The Canadian Dollar maintained a delicate balance amid competing pressures, with no major breaking news. Still, alignment with early March forecasts showed USD/CAD hovering near 1.37, per the five-bank consensus, bolstered by elevated oil prices amid geopolitical risks, yet weighed by softer domestic data such as employment and consumer spending.
Central Bank Notes:
- The Governing Council left the overnight rate target unchanged at 2.25% at its 28 January 2026 meeting, consistent with market expectations and reinforcing the pause in easing after the December hold. The Bank highlighted ongoing global trade uncertainties, including U.S. policy risks, but noted a steadier external environment with no immediate need for policy shifts amid fragile world demand.
- Uncertainty from U.S. tariffs continues to cloud business confidence, yet Canadian manufacturing PMI and export orders have stabilized further, with backlogs modestly increasing despite restrained investment. Recent data indicate that goods exports, particularly energy, have provided ongoing support, though firms remain selective in their expansion plans.
- Canada’s economy maintained momentum into late 2025 and early 2026, with Q4 GDP estimates around 2.0-2.5% annualized following Q3’s 2.6% rebound, driven by crude oil exports, public spending, and a partial service-sector recovery. January flash indicators suggest a balanced start to Q1, though weather disruptions slightly tempered output gains.

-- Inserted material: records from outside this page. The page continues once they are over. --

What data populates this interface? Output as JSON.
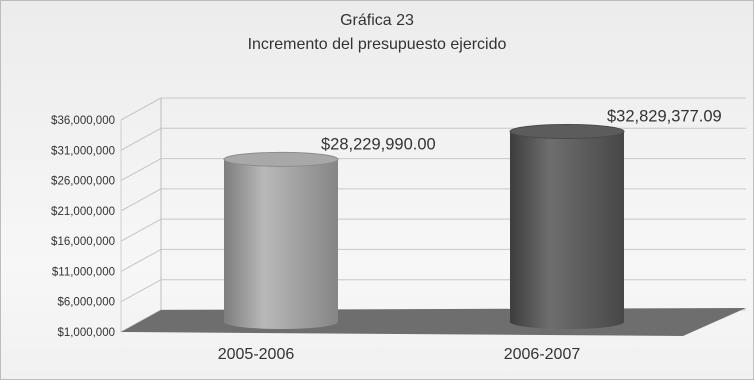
{
  "chart_data": {
    "type": "bar",
    "title": "Gráfica 23",
    "subtitle": "Incremento del presupuesto ejercido",
    "categories": [
      "2005-2006",
      "2006-2007"
    ],
    "values": [
      28229990.0,
      32829377.09
    ],
    "value_labels": [
      "$28,229,990.00",
      "$32,829,377.09"
    ],
    "y_ticks": [
      1000000,
      6000000,
      11000000,
      16000000,
      21000000,
      26000000,
      31000000,
      36000000
    ],
    "y_tick_labels": [
      "$1,000,000",
      "$6,000,000",
      "$11,000,000",
      "$16,000,000",
      "$21,000,000",
      "$26,000,000",
      "$31,000,000",
      "$36,000,000"
    ],
    "ylim": [
      1000000,
      36000000
    ],
    "xlabel": "",
    "ylabel": "",
    "grid": true,
    "style": "3d-cylinder",
    "colors": [
      "#9a9a9a",
      "#5a5a5a"
    ],
    "floor_color": "#6e6e6e"
  }
}
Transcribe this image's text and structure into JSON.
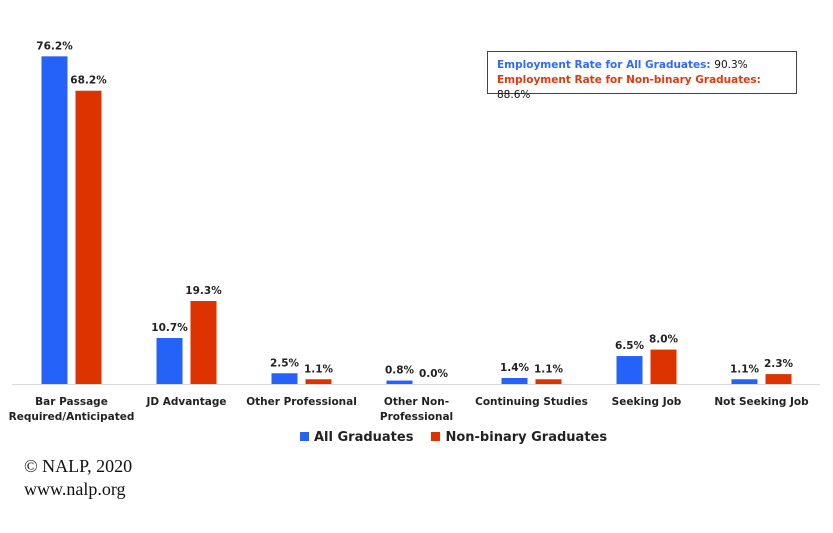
{
  "colors": {
    "all": "#2462f8",
    "nonbinary": "#dd3300"
  },
  "employment_box": {
    "all_label": "Employment Rate for All Graduates:",
    "all_value": "90.3%",
    "nb_label": "Employment Rate for Non-binary Graduates:",
    "nb_value": "88.6%"
  },
  "credit": {
    "line1": "© NALP, 2020",
    "line2": "www.nalp.org"
  },
  "chart_data": {
    "type": "bar",
    "title": "",
    "xlabel": "",
    "ylabel": "",
    "ylim": [
      0,
      80
    ],
    "grid": false,
    "legend_position": "bottom",
    "categories": [
      [
        "Bar Passage",
        "Required/Anticipated"
      ],
      [
        "JD Advantage"
      ],
      [
        "Other Professional"
      ],
      [
        "Other Non-",
        "Professional"
      ],
      [
        "Continuing Studies"
      ],
      [
        "Seeking Job"
      ],
      [
        "Not Seeking Job"
      ]
    ],
    "series": [
      {
        "name": "All Graduates",
        "values": [
          76.2,
          10.7,
          2.5,
          0.8,
          1.4,
          6.5,
          1.1
        ],
        "labels": [
          "76.2%",
          "10.7%",
          "2.5%",
          "0.8%",
          "1.4%",
          "6.5%",
          "1.1%"
        ]
      },
      {
        "name": "Non-binary Graduates",
        "values": [
          68.2,
          19.3,
          1.1,
          0.0,
          1.1,
          8.0,
          2.3
        ],
        "labels": [
          "68.2%",
          "19.3%",
          "1.1%",
          "0.0%",
          "1.1%",
          "8.0%",
          "2.3%"
        ]
      }
    ]
  }
}
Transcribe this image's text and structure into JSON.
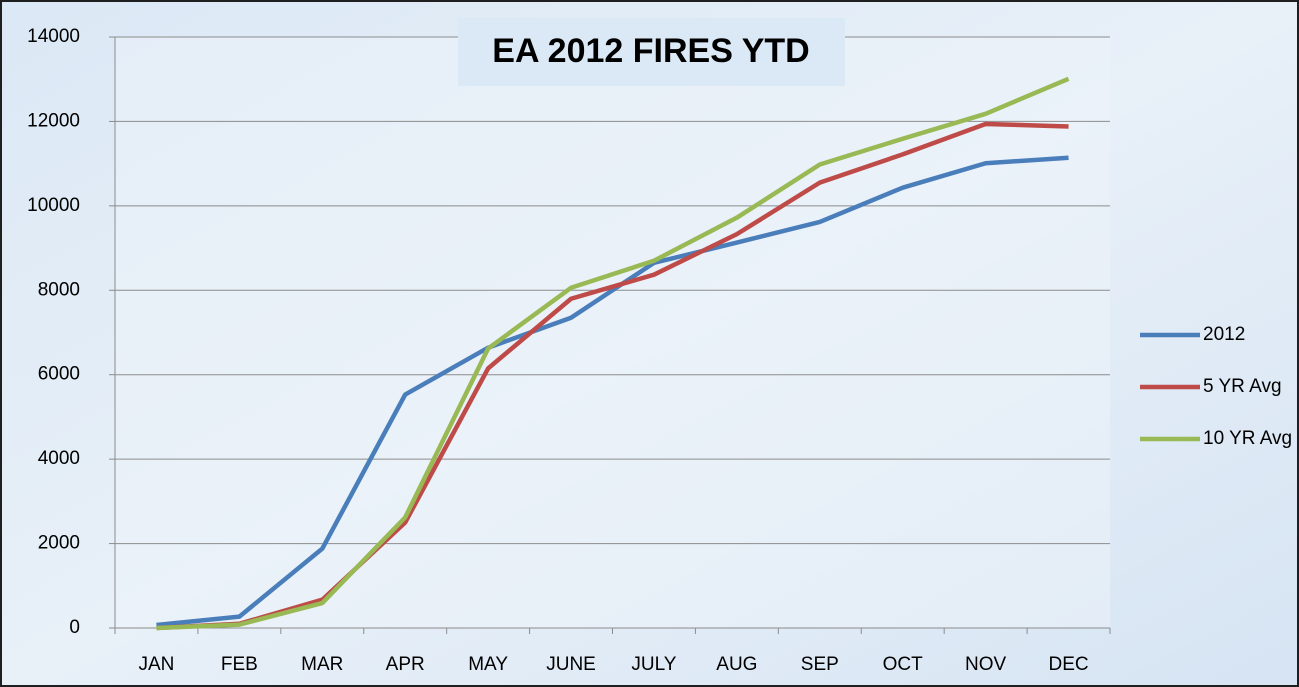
{
  "chart_data": {
    "type": "line",
    "title": "EA 2012 FIRES YTD",
    "categories": [
      "JAN",
      "FEB",
      "MAR",
      "APR",
      "MAY",
      "JUNE",
      "JULY",
      "AUG",
      "SEP",
      "OCT",
      "NOV",
      "DEC"
    ],
    "series": [
      {
        "name": "2012",
        "color": "#4a7ebb",
        "values": [
          70,
          270,
          1880,
          5530,
          6640,
          7350,
          8650,
          9130,
          9620,
          10430,
          11010,
          11140
        ]
      },
      {
        "name": "5 YR Avg",
        "color": "#be4b48",
        "values": [
          0,
          100,
          670,
          2500,
          6150,
          7800,
          8370,
          9330,
          10550,
          11220,
          11940,
          11880
        ]
      },
      {
        "name": "10 YR Avg",
        "color": "#98b954",
        "values": [
          0,
          80,
          590,
          2620,
          6620,
          8060,
          8700,
          9720,
          10980,
          11590,
          12180,
          13010
        ]
      }
    ],
    "ylim": [
      0,
      14000
    ],
    "yticks": [
      0,
      2000,
      4000,
      6000,
      8000,
      10000,
      12000,
      14000
    ],
    "grid": true,
    "legend": "right"
  }
}
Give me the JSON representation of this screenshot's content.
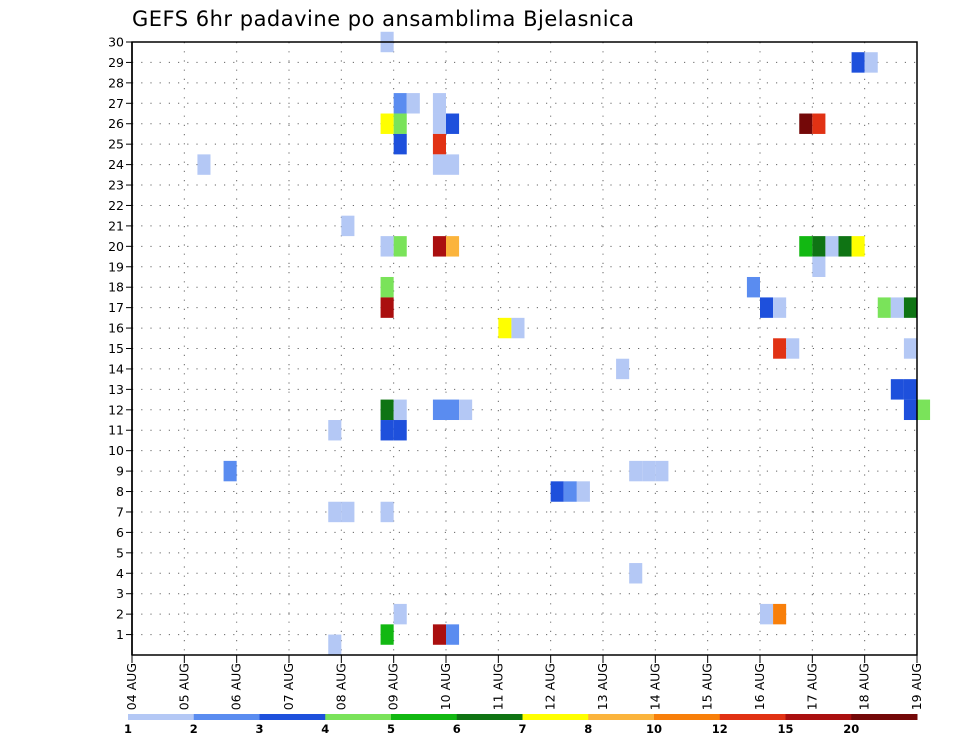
{
  "chart_data": {
    "type": "heatmap",
    "title": "GEFS 6hr padavine po ansamblima Bjelasnica",
    "x_tick_labels": [
      "04 AUG",
      "05 AUG",
      "06 AUG",
      "07 AUG",
      "08 AUG",
      "09 AUG",
      "10 AUG",
      "11 AUG",
      "12 AUG",
      "13 AUG",
      "14 AUG",
      "15 AUG",
      "16 AUG",
      "17 AUG",
      "18 AUG",
      "19 AUG"
    ],
    "y_tick_labels": [
      "1",
      "2",
      "3",
      "4",
      "5",
      "6",
      "7",
      "8",
      "9",
      "10",
      "11",
      "12",
      "13",
      "14",
      "15",
      "16",
      "17",
      "18",
      "19",
      "20",
      "21",
      "22",
      "23",
      "24",
      "25",
      "26",
      "27",
      "28",
      "29",
      "30"
    ],
    "xlim_days": [
      0,
      15
    ],
    "ylim_members": [
      0,
      30
    ],
    "grid": "dotted",
    "legend": {
      "placement": "bottom",
      "labels": [
        "1",
        "2",
        "3",
        "4",
        "5",
        "6",
        "7",
        "8",
        "10",
        "12",
        "15",
        "20"
      ],
      "colors": [
        "#b4c8f5",
        "#5a8cf0",
        "#1e50dc",
        "#7ae35a",
        "#12b812",
        "#0f7414",
        "#ffff00",
        "#fbb43c",
        "#f87f0a",
        "#e13214",
        "#aa0f0f",
        "#740808"
      ]
    },
    "cells": [
      {
        "day": 3.75,
        "member": 0.0,
        "color": "#b4c8f5"
      },
      {
        "day": 4.75,
        "member": 29.5,
        "color": "#b4c8f5"
      },
      {
        "day": 13.75,
        "member": 28.5,
        "color": "#1e50dc"
      },
      {
        "day": 14.0,
        "member": 28.5,
        "color": "#b4c8f5"
      },
      {
        "day": 5.0,
        "member": 26.5,
        "color": "#5a8cf0"
      },
      {
        "day": 5.25,
        "member": 26.5,
        "color": "#b4c8f5"
      },
      {
        "day": 5.75,
        "member": 26.5,
        "color": "#b4c8f5"
      },
      {
        "day": 4.75,
        "member": 25.5,
        "color": "#ffff00"
      },
      {
        "day": 5.0,
        "member": 25.5,
        "color": "#7ae35a"
      },
      {
        "day": 5.75,
        "member": 25.5,
        "color": "#b4c8f5"
      },
      {
        "day": 6.0,
        "member": 25.5,
        "color": "#1e50dc"
      },
      {
        "day": 12.75,
        "member": 25.5,
        "color": "#740808"
      },
      {
        "day": 13.0,
        "member": 25.5,
        "color": "#e13214"
      },
      {
        "day": 5.0,
        "member": 24.5,
        "color": "#1e50dc"
      },
      {
        "day": 5.75,
        "member": 24.5,
        "color": "#e13214"
      },
      {
        "day": 5.75,
        "member": 23.5,
        "color": "#b4c8f5"
      },
      {
        "day": 6.0,
        "member": 23.5,
        "color": "#b4c8f5"
      },
      {
        "day": 1.25,
        "member": 23.5,
        "color": "#b4c8f5"
      },
      {
        "day": 4.0,
        "member": 20.5,
        "color": "#b4c8f5"
      },
      {
        "day": 4.75,
        "member": 19.5,
        "color": "#b4c8f5"
      },
      {
        "day": 5.0,
        "member": 19.5,
        "color": "#7ae35a"
      },
      {
        "day": 5.75,
        "member": 19.5,
        "color": "#aa0f0f"
      },
      {
        "day": 6.0,
        "member": 19.5,
        "color": "#fbb43c"
      },
      {
        "day": 12.75,
        "member": 19.5,
        "color": "#12b812"
      },
      {
        "day": 13.0,
        "member": 19.5,
        "color": "#0f7414"
      },
      {
        "day": 13.25,
        "member": 19.5,
        "color": "#b4c8f5"
      },
      {
        "day": 13.5,
        "member": 19.5,
        "color": "#0f7414"
      },
      {
        "day": 13.75,
        "member": 19.5,
        "color": "#ffff00"
      },
      {
        "day": 13.0,
        "member": 18.5,
        "color": "#b4c8f5"
      },
      {
        "day": 4.75,
        "member": 17.5,
        "color": "#7ae35a"
      },
      {
        "day": 11.75,
        "member": 17.5,
        "color": "#5a8cf0"
      },
      {
        "day": 4.75,
        "member": 16.5,
        "color": "#aa0f0f"
      },
      {
        "day": 12.0,
        "member": 16.5,
        "color": "#1e50dc"
      },
      {
        "day": 12.25,
        "member": 16.5,
        "color": "#b4c8f5"
      },
      {
        "day": 14.25,
        "member": 16.5,
        "color": "#7ae35a"
      },
      {
        "day": 14.5,
        "member": 16.5,
        "color": "#b4c8f5"
      },
      {
        "day": 14.75,
        "member": 16.5,
        "color": "#0f7414"
      },
      {
        "day": 7.0,
        "member": 15.5,
        "color": "#ffff00"
      },
      {
        "day": 7.25,
        "member": 15.5,
        "color": "#b4c8f5"
      },
      {
        "day": 12.25,
        "member": 14.5,
        "color": "#e13214"
      },
      {
        "day": 12.5,
        "member": 14.5,
        "color": "#b4c8f5"
      },
      {
        "day": 14.75,
        "member": 14.5,
        "color": "#b4c8f5"
      },
      {
        "day": 9.25,
        "member": 13.5,
        "color": "#b4c8f5"
      },
      {
        "day": 14.5,
        "member": 12.5,
        "color": "#1e50dc"
      },
      {
        "day": 14.75,
        "member": 12.5,
        "color": "#1e50dc"
      },
      {
        "day": 4.75,
        "member": 11.5,
        "color": "#0f7414"
      },
      {
        "day": 5.0,
        "member": 11.5,
        "color": "#b4c8f5"
      },
      {
        "day": 5.75,
        "member": 11.5,
        "color": "#5a8cf0"
      },
      {
        "day": 6.0,
        "member": 11.5,
        "color": "#5a8cf0"
      },
      {
        "day": 6.25,
        "member": 11.5,
        "color": "#b4c8f5"
      },
      {
        "day": 14.75,
        "member": 11.5,
        "color": "#1e50dc"
      },
      {
        "day": 15.0,
        "member": 11.5,
        "color": "#7ae35a"
      },
      {
        "day": 4.75,
        "member": 10.5,
        "color": "#1e50dc"
      },
      {
        "day": 5.0,
        "member": 10.5,
        "color": "#1e50dc"
      },
      {
        "day": 3.75,
        "member": 10.5,
        "color": "#b4c8f5"
      },
      {
        "day": 1.75,
        "member": 8.5,
        "color": "#5a8cf0"
      },
      {
        "day": 9.5,
        "member": 8.5,
        "color": "#b4c8f5"
      },
      {
        "day": 9.75,
        "member": 8.5,
        "color": "#b4c8f5"
      },
      {
        "day": 10.0,
        "member": 8.5,
        "color": "#b4c8f5"
      },
      {
        "day": 8.0,
        "member": 7.5,
        "color": "#1e50dc"
      },
      {
        "day": 8.25,
        "member": 7.5,
        "color": "#5a8cf0"
      },
      {
        "day": 8.5,
        "member": 7.5,
        "color": "#b4c8f5"
      },
      {
        "day": 3.75,
        "member": 6.5,
        "color": "#b4c8f5"
      },
      {
        "day": 4.0,
        "member": 6.5,
        "color": "#b4c8f5"
      },
      {
        "day": 4.75,
        "member": 6.5,
        "color": "#b4c8f5"
      },
      {
        "day": 9.5,
        "member": 3.5,
        "color": "#b4c8f5"
      },
      {
        "day": 5.0,
        "member": 1.5,
        "color": "#b4c8f5"
      },
      {
        "day": 12.0,
        "member": 1.5,
        "color": "#b4c8f5"
      },
      {
        "day": 12.25,
        "member": 1.5,
        "color": "#f87f0a"
      },
      {
        "day": 4.75,
        "member": 0.5,
        "color": "#12b812"
      },
      {
        "day": 5.75,
        "member": 0.5,
        "color": "#aa0f0f"
      },
      {
        "day": 6.0,
        "member": 0.5,
        "color": "#5a8cf0"
      }
    ]
  }
}
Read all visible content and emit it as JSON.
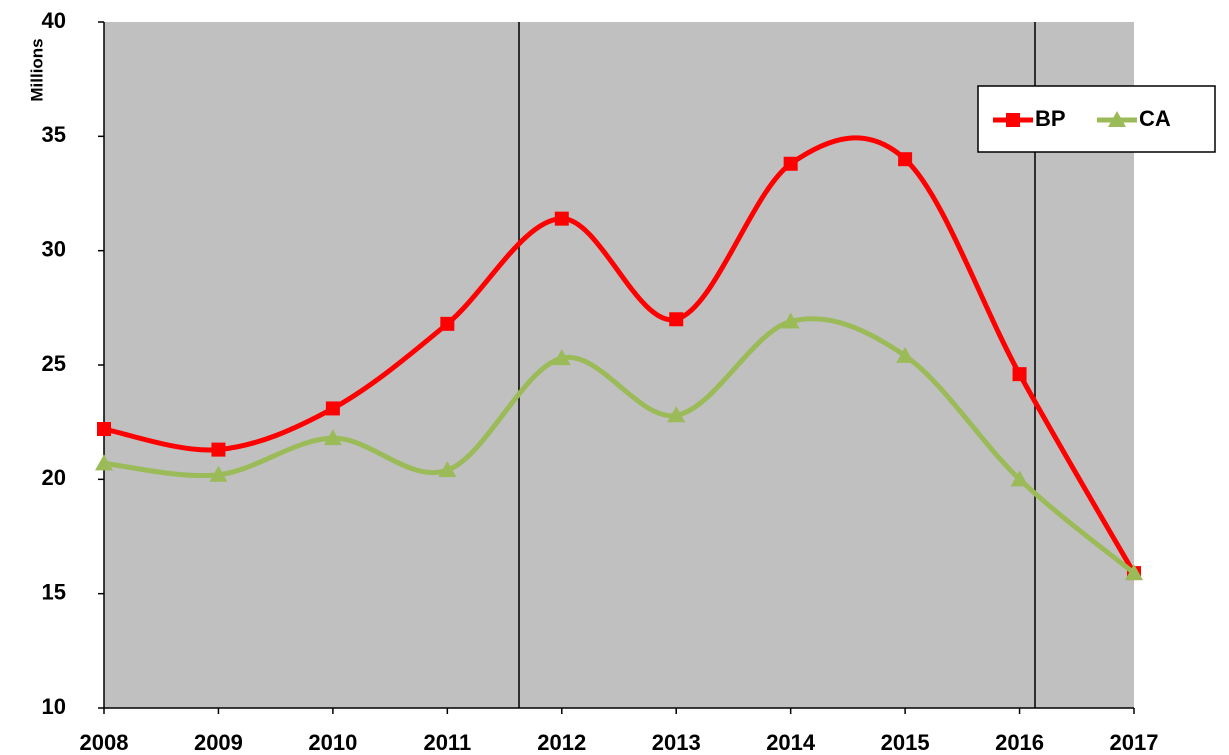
{
  "chart_data": {
    "type": "line",
    "y_label": "Millions",
    "x": [
      2008,
      2009,
      2010,
      2011,
      2012,
      2013,
      2014,
      2015,
      2016,
      2017
    ],
    "xlim": [
      2008,
      2017
    ],
    "xticks": [
      2008,
      2009,
      2010,
      2011,
      2012,
      2013,
      2014,
      2015,
      2016,
      2017
    ],
    "ylim": [
      10,
      40
    ],
    "yticks": [
      10,
      15,
      20,
      25,
      30,
      35,
      40
    ],
    "smooth": true,
    "legend": "top-right",
    "series": [
      {
        "name": "BP",
        "color": "#ff0000",
        "marker": "square",
        "values": [
          22.2,
          21.3,
          23.1,
          26.8,
          31.4,
          27.0,
          33.8,
          34.0,
          24.6,
          15.9
        ]
      },
      {
        "name": "CA",
        "color": "#9bbb59",
        "marker": "triangle",
        "values": [
          20.7,
          20.2,
          21.8,
          20.4,
          25.3,
          22.8,
          26.9,
          25.4,
          20.0,
          15.9
        ]
      }
    ]
  }
}
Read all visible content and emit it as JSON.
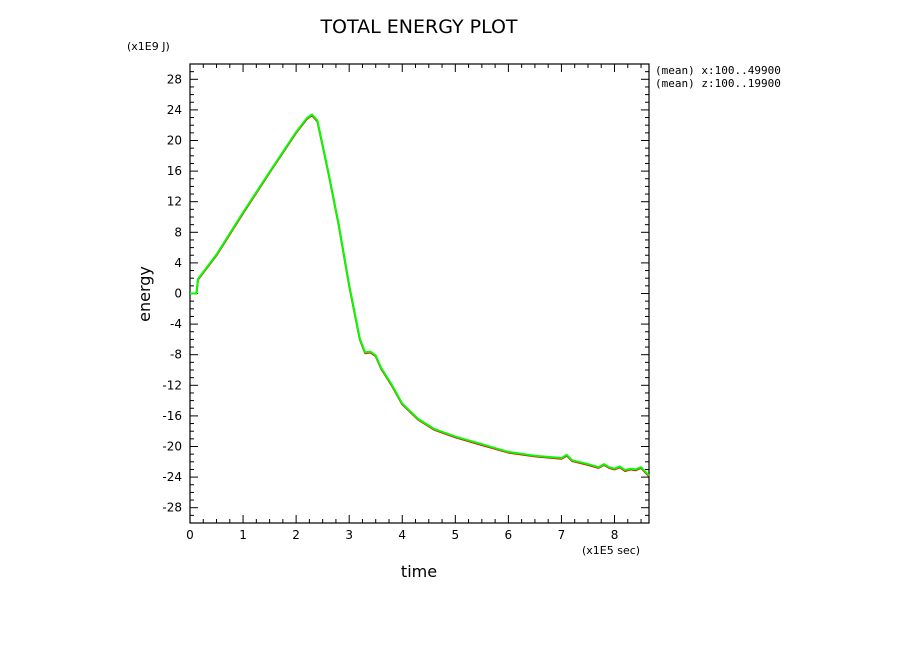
{
  "chart_data": {
    "type": "line",
    "title": "TOTAL ENERGY PLOT",
    "xlabel": "time",
    "ylabel": "energy",
    "x_unit": "(x1E5 sec)",
    "y_unit": "(x1E9 J)",
    "xlim": [
      0,
      8.65
    ],
    "ylim": [
      -30,
      30
    ],
    "x_ticks": [
      0,
      1,
      2,
      3,
      4,
      5,
      6,
      7,
      8
    ],
    "y_ticks": [
      28,
      24,
      20,
      16,
      12,
      8,
      4,
      0,
      -4,
      -8,
      -12,
      -16,
      -20,
      -24,
      -28
    ],
    "annotations": [
      "(mean) x:100..49900",
      "(mean) z:100..19900"
    ],
    "grid": false,
    "series": [
      {
        "color": "#ff0000",
        "x": [
          0,
          0.12,
          0.15,
          0.5,
          1.0,
          1.5,
          2.0,
          2.2,
          2.3,
          2.4,
          2.6,
          2.8,
          3.0,
          3.2,
          3.3,
          3.4,
          3.5,
          3.6,
          3.8,
          4.0,
          4.3,
          4.6,
          5.0,
          5.5,
          6.0,
          6.5,
          7.0,
          7.1,
          7.2,
          7.5,
          7.7,
          7.8,
          7.9,
          8.0,
          8.1,
          8.2,
          8.3,
          8.4,
          8.5,
          8.65
        ],
        "y": [
          0,
          0,
          1.8,
          5,
          10.5,
          15.8,
          21,
          22.8,
          23.3,
          22.5,
          16,
          9,
          1,
          -6,
          -7.8,
          -7.7,
          -8.2,
          -9.8,
          -12,
          -14.5,
          -16.5,
          -17.8,
          -18.8,
          -19.8,
          -20.8,
          -21.3,
          -21.6,
          -21.2,
          -21.9,
          -22.4,
          -22.8,
          -22.4,
          -22.8,
          -23.0,
          -22.7,
          -23.2,
          -23.0,
          -23.1,
          -22.8,
          -23.9
        ]
      },
      {
        "color": "#00ff00",
        "x": [
          0,
          0.12,
          0.15,
          0.5,
          1.0,
          1.5,
          2.0,
          2.2,
          2.3,
          2.4,
          2.6,
          2.8,
          3.0,
          3.2,
          3.3,
          3.4,
          3.5,
          3.6,
          3.8,
          4.0,
          4.3,
          4.6,
          5.0,
          5.5,
          6.0,
          6.5,
          7.0,
          7.1,
          7.2,
          7.5,
          7.7,
          7.8,
          7.9,
          8.0,
          8.1,
          8.2,
          8.3,
          8.4,
          8.5,
          8.65
        ],
        "y": [
          0,
          0,
          1.9,
          5.1,
          10.6,
          15.9,
          21.1,
          22.9,
          23.4,
          22.6,
          16.1,
          9.1,
          1.1,
          -5.9,
          -7.7,
          -7.6,
          -8.1,
          -9.7,
          -11.9,
          -14.4,
          -16.4,
          -17.7,
          -18.7,
          -19.7,
          -20.7,
          -21.2,
          -21.5,
          -21.1,
          -21.8,
          -22.3,
          -22.7,
          -22.3,
          -22.7,
          -22.9,
          -22.6,
          -23.1,
          -22.9,
          -23.0,
          -22.7,
          -23.8
        ]
      }
    ]
  }
}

- Services activity strengthened, with PMI remaining above 50 and gains spreading to tech, tourism, and professional sectors; however, consumer services remained uneven due to persistent high prices, which curbed non-essential spending despite wage growth. The Bank views this broadening as a sign of structural adjustment progressing.
- Housing markets edged firmer nationally, with resales and prices up modestly in December-January on lower rates and steady demand, though major cities face renewed pressures tempered by strict lending rules and affordability hurdles. The Bank expects this stabilization to persist without overheating.
- CPI inflation held near 2.2% year-over-year in December 2025 and into January 2026 estimates, within the 1-3% band, while core metrics like CPI-median and trim eased toward 2.8%, signalling waning underlying pressures despite shelter and energy volatility. This supports the Bank’s confidence in target convergence.
- Officials reaffirmed the 2.25% rate as appropriate for sustaining 2% inflation and economic adjustment, with no near-term cuts anticipated absent growth or inflation shocks. Focus shifts to Q1 data durability, core trend sustainability, and trade policy clarity.
- The next meeting is on 25 March 2026.
Next 24 Hours Bias
Weak Bullish
Oil
Key news events today
No major news event
What can we expect from Oil today?
Oil prices remain highly volatile today amid the ongoing US/Israel-Iran conflict, disrupting Middle East supply routes, particularly through the Strait of Hormuz. Crude oil closed at $94.75 per barrel on March 18, down 1.52% daily but up over 42% in the past month, with recent peaks above $100 and $120 driven by a $20/barrel geopolitical risk premium from attacks on vessels.